Imaging the subcellular structure of human coronary atherosclerosis using micro-optical coherence tomography

Abstract

Progress in understanding, diagnosis, and treatment of coronary artery disease (CAD) has been hindered by our inability to observe cells and extracellular components associated with human coronary atherosclerosis in situ. The current standards for microstructural investigation, histology and electron microscopy are destructive and prone to artifacts. The highest-resolution intracoronary imaging modality, optical coherence tomography (OCT), has a resolution of ~10 μm, which is too coarse for visualizing most cells. Here we report a new form of OCT, termed micro-optical coherence tomography (μOCT), whose resolution is improved by an order of magnitude. We show that μOCT images of cadaver coronary arteries provide clear pictures of cellular and subcellular features associated with atherogenesis, thrombosis and responses to interventional therapy. These results suggest that μOCT can complement existing diagnostic techniques for investigating atherosclerotic specimens, and that μOCT may eventually become a useful tool for cellular and subcellular characterization of the human coronary wall in vivo.

Figure 1. μOCT images of a human coronary plaque

Human cadaver specimen. Comparison between corresponding OCT (a), μOCT (b), and histology images (c, Hematoxylin and Eosin) of a calcium plate (Ca) within the coronary artery wall. Scale bar, 200 μm.

Figure 2. μOCT of superficial arterial morphology

(a) Three-dimensional rendering of the swine coronary artery ex vivo, demonstrating a pattern of raised cells that are consistent with endothelial “pavementing”. (b–h) Human cadaver specimens. (b) Multiple cells that are likely leukocytes (arrows) are seen adhering to the luminal surface in this μOCT image of a coronary plaque. Two different cell morphologies can be observed, one smaller cell with scant cytoplasm, consistent with a lymphocyte (yellow arrow) and another, slightly larger cell with a highly scattering, abundant cytoplasm, suggestive of a monocyte (green arrow). (c) Cell with an indented, bean-shaped nucleus (green arrow) characteristic of a monocyte. (d) Cell with a multi-lobed nucleus, possibly a neutrophil (blue arrow), is attached to the endothelial surface. (e) Multiple leukocytes tethered to the endothelial surface by linear structures suggestive of pseudopodia (white arrows). (f) Cells with the morphology of monocytes (red arrows) are seen in this cross-section and inset to be transmigrating through the endothelium. (g) Structures consistent with fibrin (magenta arrow) are visible as linear strands bridging a gap in the coronary artery wall. (h) Thrombus (cyan arrow) that appears to contain fibrin, small (2–3 μm diameter) highly scattering structures likely to be platelets, and multiple, entrapped cells. Scale bars, 30 μm.

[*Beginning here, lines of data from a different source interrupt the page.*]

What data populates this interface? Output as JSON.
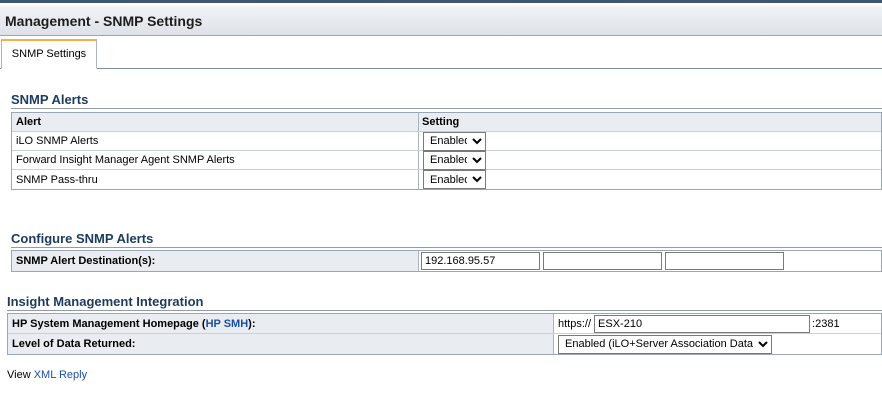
{
  "page": {
    "title": "Management - SNMP Settings"
  },
  "tabs": [
    {
      "label": "SNMP Settings"
    }
  ],
  "snmp_alerts": {
    "heading": "SNMP Alerts",
    "columns": [
      "Alert",
      "Setting"
    ],
    "rows": [
      {
        "alert": "iLO SNMP Alerts",
        "setting": "Enabled"
      },
      {
        "alert": "Forward Insight Manager Agent SNMP Alerts",
        "setting": "Enabled"
      },
      {
        "alert": "SNMP Pass-thru",
        "setting": "Enabled"
      }
    ]
  },
  "configure": {
    "heading": "Configure SNMP Alerts",
    "label": "SNMP Alert Destination(s):",
    "destinations": [
      "192.168.95.57",
      "",
      ""
    ]
  },
  "insight": {
    "heading": "Insight Management Integration",
    "homepage_label": "HP System Management Homepage (",
    "homepage_link": "HP SMH",
    "homepage_label_end": "):",
    "https_prefix": "https://",
    "host": "ESX-210",
    "port_suffix": ":2381",
    "level_label": "Level of Data Returned:",
    "level_value": "Enabled (iLO+Server Association Data)"
  },
  "footer": {
    "view_text": "View ",
    "link_text": "XML Reply"
  }
}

Figure 3. μOCT of plaque morphology

Human cadaver specimens. (a) Necrotic core (nc) fibroatheroma with highly scattering lipid-laden macrophages or foam cells (white arrows) infiltrating the cap, also seen in the corresponding histology (upper left inset). An intracellular region of low μOCT signal, which may represent the nucleus, can be observed within the cytoplasm of some foam cells (e.g. lower left inset, blue arrow). (b) Another lesion, visualized by μOCT and histology, contains highly scattering foam cells that are ellipsoidal (right insets). (c) Smooth muscle cells by μOCT appear as spindle-shaped cells (green arrow). Smooth muscle cells producing collagen have a high backscattering interior (right upper inset, yellow arrow) and a “halo” of low backscattering (right upper inset, white arrow). Matching histology (right lower inset) demonstrates that the high backscattering region represents the cell body, while the lower intensity halo corresponds to collagen matrix. (d) Large necrotic core (nc) fibroatheroma, demonstrating cholesterol crystals (cc), characterized by reflections from their top and bottom surfaces. (e) A thin crystal (red arrow) appears to be piercing the cap of another necrotic core (nc) plaque. Scale bars for all primary images, 100 μm. Scale bars for all insets, 30 μm.

Figure 4. μOCT of stent and neointimal morphology

Human cadaver specimens. (a) μOCT image from a coronary segment with an implanted BMS shows struts devoid of polymer, covered by neointima. (b) DES struts from another cadaver showing polymer (red dashed box and p, inset) overlying the strut reflections. (c) Tissue (yellow arrow) is interposed between the polymer and the stent strut and the polymer has fractured (white arrow). (d) Superficial leukocyte cluster (cyan arrow) and adjacent attached leukocytes overlying the site of the polymer fracture. (e) Apparent inflammation at the edge of a strut (green arrow). (f) Uncovered strut, completely devoid of overlying endothelium (red dashed box and inset). Scale bars for primary images, 100 μm. Scale bars for all insets, 30 μm.